Configuring a LensKit Recommender
One of LensKit’s goals is to be highly configurable with regards to the algorithms used, choice of parameters for them, and various algorithmic decisions for each algorithm (e.g. the similarity function used for k-NN collaborative filtering, or the normalization applied to ratings). LenskitConfiguration is the main entry point for configuring a recommender; typically, configurations are described by Groovy files loaded using ConfigHelpers or ConfigurationLoader.
Recommender configuration is done by selecting the correct implementation for various ‘‘components’’ (typically defined by Java interfaces), and values for ‘‘parameters’’. Pretty much every object you can interact with in a LensKit recommender is a component, and many of them use other components behind the scenes to do their work. In the example code in GettingStarted, we find this line:
config.bind(ItemScorer.class).to(ItemItemScorer.class);
If you are familiar with dependency injection, particularly
with Guice, this line will look familiar. What it does is tell
LensKit that we want to use ItemItemScorer as the
implementation of the ItemScorer component. When our code
then asks the recommender for an item scorer, it will use the item-item collaborative filter
provided by
ItemItemScorer
. Likewise, any other components that use a
ItemScorer
, such as an TopNItemRecommender
, will use the
ItemItemScorer
.
When you look at the JavaDoc for a component implementation, such as ItemItemScorer, you will see that it takes the components it uses (its ‘‘dependencies’’) as parameters to its constructor or, occasionally, parameters to setter methods. This is because LensKit is built using the Dependency Injection design pattern. The LensKit recommender engine and its builders provide ‘‘automatic dependency injection’’, built using the Grapht dependency injection container. It automatically instantiates the various components in accordance with the configuration (bindings) you provide in order to create the recommender you desire. Most components and parameters have default settings, so LensKit will “just work” if you specify the predictor and/or recommender you want to use, but you can always swap out components for ones more suited to your application as necessary.
Contexts
One feature provided by Grapht, and used heavily by LensKit, is ‘‘context-sensitive’’ bindings. These are bindings that choose how to configure a component based on where that component is being used. Formerly, these types of configurations were expressed with role annotations; we are moving to heavier use of contexts because they provide a cleaner, more easily discoverable solution in most cases.
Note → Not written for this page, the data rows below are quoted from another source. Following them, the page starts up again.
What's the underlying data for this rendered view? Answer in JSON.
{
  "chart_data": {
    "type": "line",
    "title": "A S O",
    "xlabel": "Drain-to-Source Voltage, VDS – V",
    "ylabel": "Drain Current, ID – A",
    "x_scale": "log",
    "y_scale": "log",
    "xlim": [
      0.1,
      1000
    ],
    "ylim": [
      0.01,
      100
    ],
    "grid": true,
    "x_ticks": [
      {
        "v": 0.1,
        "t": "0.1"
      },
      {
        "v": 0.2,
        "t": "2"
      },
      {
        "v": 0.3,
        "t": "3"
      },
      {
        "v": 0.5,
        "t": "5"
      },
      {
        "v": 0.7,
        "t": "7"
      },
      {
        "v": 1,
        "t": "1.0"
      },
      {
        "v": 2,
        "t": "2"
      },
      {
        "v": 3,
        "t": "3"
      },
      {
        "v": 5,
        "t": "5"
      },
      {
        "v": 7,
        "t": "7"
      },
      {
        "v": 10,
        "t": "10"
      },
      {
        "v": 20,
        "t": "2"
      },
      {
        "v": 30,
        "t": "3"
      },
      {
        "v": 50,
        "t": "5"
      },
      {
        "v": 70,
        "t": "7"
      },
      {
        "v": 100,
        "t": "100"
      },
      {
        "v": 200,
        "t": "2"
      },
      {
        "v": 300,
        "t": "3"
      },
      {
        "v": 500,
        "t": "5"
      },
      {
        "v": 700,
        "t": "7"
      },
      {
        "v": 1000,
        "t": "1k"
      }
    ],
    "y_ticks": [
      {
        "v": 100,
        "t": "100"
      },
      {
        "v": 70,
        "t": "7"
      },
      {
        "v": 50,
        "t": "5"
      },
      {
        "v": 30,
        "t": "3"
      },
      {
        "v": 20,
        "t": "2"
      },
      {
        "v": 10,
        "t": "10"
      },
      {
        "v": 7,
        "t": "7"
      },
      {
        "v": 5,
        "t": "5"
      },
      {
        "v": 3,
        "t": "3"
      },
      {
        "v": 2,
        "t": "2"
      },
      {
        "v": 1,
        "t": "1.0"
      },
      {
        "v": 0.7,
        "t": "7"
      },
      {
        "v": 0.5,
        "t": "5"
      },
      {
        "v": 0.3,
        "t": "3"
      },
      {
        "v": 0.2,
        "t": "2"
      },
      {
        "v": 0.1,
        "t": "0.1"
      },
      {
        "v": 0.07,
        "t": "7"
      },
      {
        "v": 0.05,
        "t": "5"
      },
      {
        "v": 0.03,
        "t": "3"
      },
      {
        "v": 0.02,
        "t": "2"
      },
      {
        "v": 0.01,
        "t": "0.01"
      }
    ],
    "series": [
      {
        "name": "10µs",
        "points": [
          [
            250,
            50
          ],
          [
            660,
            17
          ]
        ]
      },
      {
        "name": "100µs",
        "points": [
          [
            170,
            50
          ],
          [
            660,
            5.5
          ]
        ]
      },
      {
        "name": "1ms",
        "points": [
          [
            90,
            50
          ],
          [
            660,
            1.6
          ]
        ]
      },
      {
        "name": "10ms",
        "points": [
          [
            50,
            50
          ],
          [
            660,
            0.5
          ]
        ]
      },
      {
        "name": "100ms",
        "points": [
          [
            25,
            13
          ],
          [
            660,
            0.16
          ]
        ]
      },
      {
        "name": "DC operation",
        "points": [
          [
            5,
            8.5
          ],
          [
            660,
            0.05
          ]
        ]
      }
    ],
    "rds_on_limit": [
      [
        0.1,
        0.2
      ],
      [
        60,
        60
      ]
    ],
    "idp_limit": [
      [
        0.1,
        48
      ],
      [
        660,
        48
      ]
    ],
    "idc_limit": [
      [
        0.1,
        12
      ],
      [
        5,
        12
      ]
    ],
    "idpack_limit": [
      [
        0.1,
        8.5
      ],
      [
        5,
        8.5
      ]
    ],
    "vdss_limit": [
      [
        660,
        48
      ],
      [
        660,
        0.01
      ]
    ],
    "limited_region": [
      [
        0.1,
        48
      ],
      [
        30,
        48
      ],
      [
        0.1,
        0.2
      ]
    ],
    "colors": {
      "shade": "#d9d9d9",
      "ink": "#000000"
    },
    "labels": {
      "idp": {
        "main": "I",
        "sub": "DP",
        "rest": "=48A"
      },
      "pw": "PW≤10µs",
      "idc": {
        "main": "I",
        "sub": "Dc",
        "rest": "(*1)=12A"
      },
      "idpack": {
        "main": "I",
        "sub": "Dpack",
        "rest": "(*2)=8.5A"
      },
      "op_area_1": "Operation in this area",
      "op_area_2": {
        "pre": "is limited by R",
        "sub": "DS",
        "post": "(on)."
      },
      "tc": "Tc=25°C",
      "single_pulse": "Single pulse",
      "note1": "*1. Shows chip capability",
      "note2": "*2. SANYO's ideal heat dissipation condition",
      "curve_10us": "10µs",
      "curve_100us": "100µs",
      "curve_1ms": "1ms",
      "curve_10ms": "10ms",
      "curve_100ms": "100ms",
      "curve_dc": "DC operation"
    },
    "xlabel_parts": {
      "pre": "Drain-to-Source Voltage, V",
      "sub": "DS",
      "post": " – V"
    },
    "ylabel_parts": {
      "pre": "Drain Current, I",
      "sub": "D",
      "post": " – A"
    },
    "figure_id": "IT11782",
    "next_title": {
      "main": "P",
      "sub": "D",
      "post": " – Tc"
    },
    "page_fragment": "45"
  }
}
To bind in a context, use the within
method:
config.within(SimpleNeighborhoodFinder.class)
.bind(UserVectorNormalizer.class)
.to(BaselineSubtractingNormalizer.class);
This uses the baseline-subtracting normalizer as the vector normalizer, but only when building the SimpleNeighborhoodFinder or one of its dependencies. It does not configure the normalizer passed to the rating predictor — if no other bindings are present, then the that is kept at the default.
Context-sensitive bindings override other bindings, so if you have a
non-contextual binding of VectorNormalizer
, that binding still
applies everywhere except where the context is in active — that is,
everywhere except in SimpleNeighborhoodFinder
or one of its
dependencies. You can have multiple context-based bindings, and you
can also chain contexts in bindings. The closest, longest matching
chain of contexts determines the actual binding to use.
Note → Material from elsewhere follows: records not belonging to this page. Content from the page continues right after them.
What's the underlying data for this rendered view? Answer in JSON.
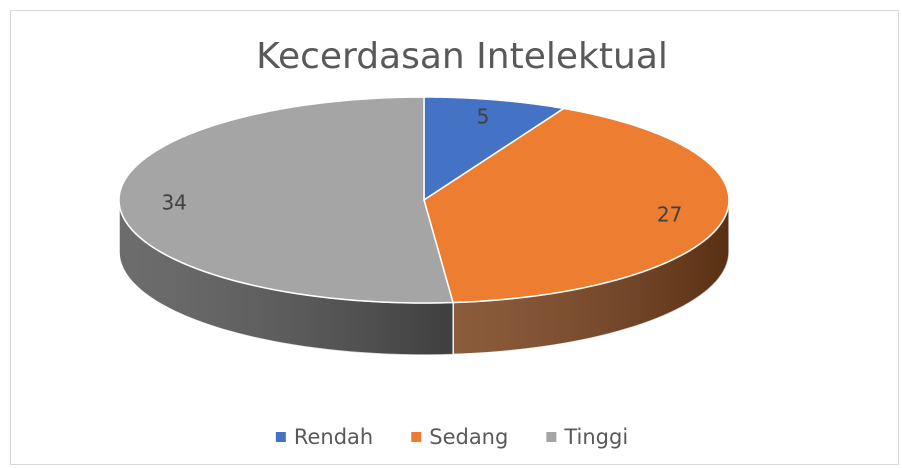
{
  "chart_data": {
    "type": "pie",
    "title": "Kecerdasan Intelektual",
    "categories": [
      "Rendah",
      "Sedang",
      "Tinggi"
    ],
    "values": [
      5,
      27,
      34
    ],
    "colors": [
      "#4472c4",
      "#ed7d31",
      "#a5a5a5"
    ],
    "legend": "bottom"
  }
}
Grapht also provides an at
method, in addition to within
; if you use at
instead of within
, the resulting bindings are anchored. Anchored bindings only override direct dependencies of the context they’re applied to, whereas unanchored ones (produced by within
) override bindings for transitive dependencies as well.
Parameters
LensKit provides many parameters, which are annotated with various
annotations (such as NeighborhoodSize. These parameters are set
using the set
method:
factory.set(NeighborhoodSize.class).to(50);
Type safety is somewhat relaxed for parameters, but they are used for numeric or occasionally string values.
Qualifiers
Parameters are a special case of the more general concept of
‘‘qualifiers’’ — annotations which are annotated with @Qualifier
from JSR 330, and are used to specify additional distinctions between
objects. You can bind one using the two-parameter version of bind
:
config.bind(Qualifier.class, ComponentType.class)
.to(ComponentImpl.class);
Alternatively, you can use the withQualifier
method of Binding
:
config.bind(ComponentType.class)
.withQualifier(Qualifier.class)
.to(ComponentImpl.class);
Qualifiers are used in a couple of places:
- To specify parameters, such as damping terms, that have primitive or string values.
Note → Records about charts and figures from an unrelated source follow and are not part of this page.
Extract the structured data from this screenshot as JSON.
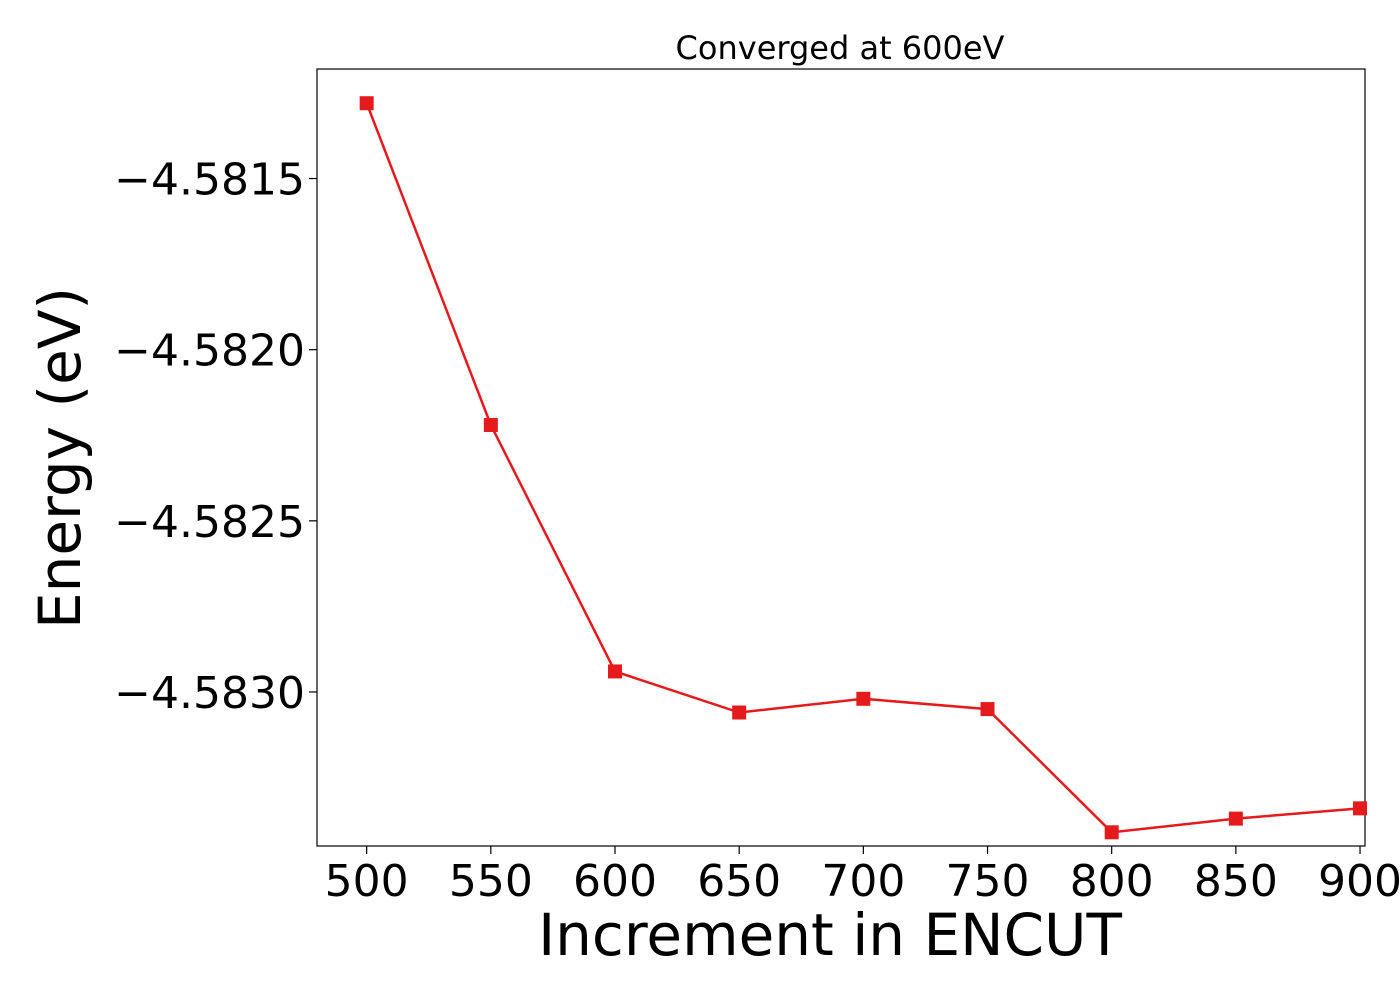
{
  "chart_data": {
    "type": "line",
    "title": "Converged at 600eV",
    "xlabel": "Increment in ENCUT",
    "ylabel": "Energy (eV)",
    "x": [
      500,
      550,
      600,
      650,
      700,
      750,
      800,
      850,
      900
    ],
    "series": [
      {
        "values": [
          -4.58128,
          -4.58222,
          -4.58294,
          -4.58306,
          -4.58302,
          -4.58305,
          -4.58341,
          -4.58337,
          -4.58334
        ],
        "color": "#e41a1c",
        "marker": "square"
      }
    ],
    "xticks": [
      500,
      550,
      600,
      650,
      700,
      750,
      800,
      850,
      900
    ],
    "xtick_labels": [
      "500",
      "550",
      "600",
      "650",
      "700",
      "750",
      "800",
      "850",
      "900"
    ],
    "yticks": [
      -4.5815,
      -4.582,
      -4.5825,
      -4.583
    ],
    "ytick_labels": [
      "−4.5815",
      "−4.5820",
      "−4.5825",
      "−4.5830"
    ],
    "xlim": [
      480,
      902
    ],
    "ylim": [
      -4.58345,
      -4.58118
    ],
    "grid": false,
    "legend": false
  }
}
- To distinguish when a class depends on multiple components of the same type.
Other DI frameworks, such as Guice, encourage much broader use of qualifiers than we use in LensKit. Contexts provide a preferable solution in many cases.
Groovy
LensKit supports a Groovy-based DSL for configuration as well. This is used in the evaluator, and can be used by applications via the lenskit-groovy
module. Here is an example of a configuration in the DSL:
bind ItemScorer to ItemItemScorer
within(UserVectorNormalizer) {
bind VectorNormalizer to MeanVarianceNormalizer
}
You can load this by using ConfigHelpers.load or the ConfigurationLoader class.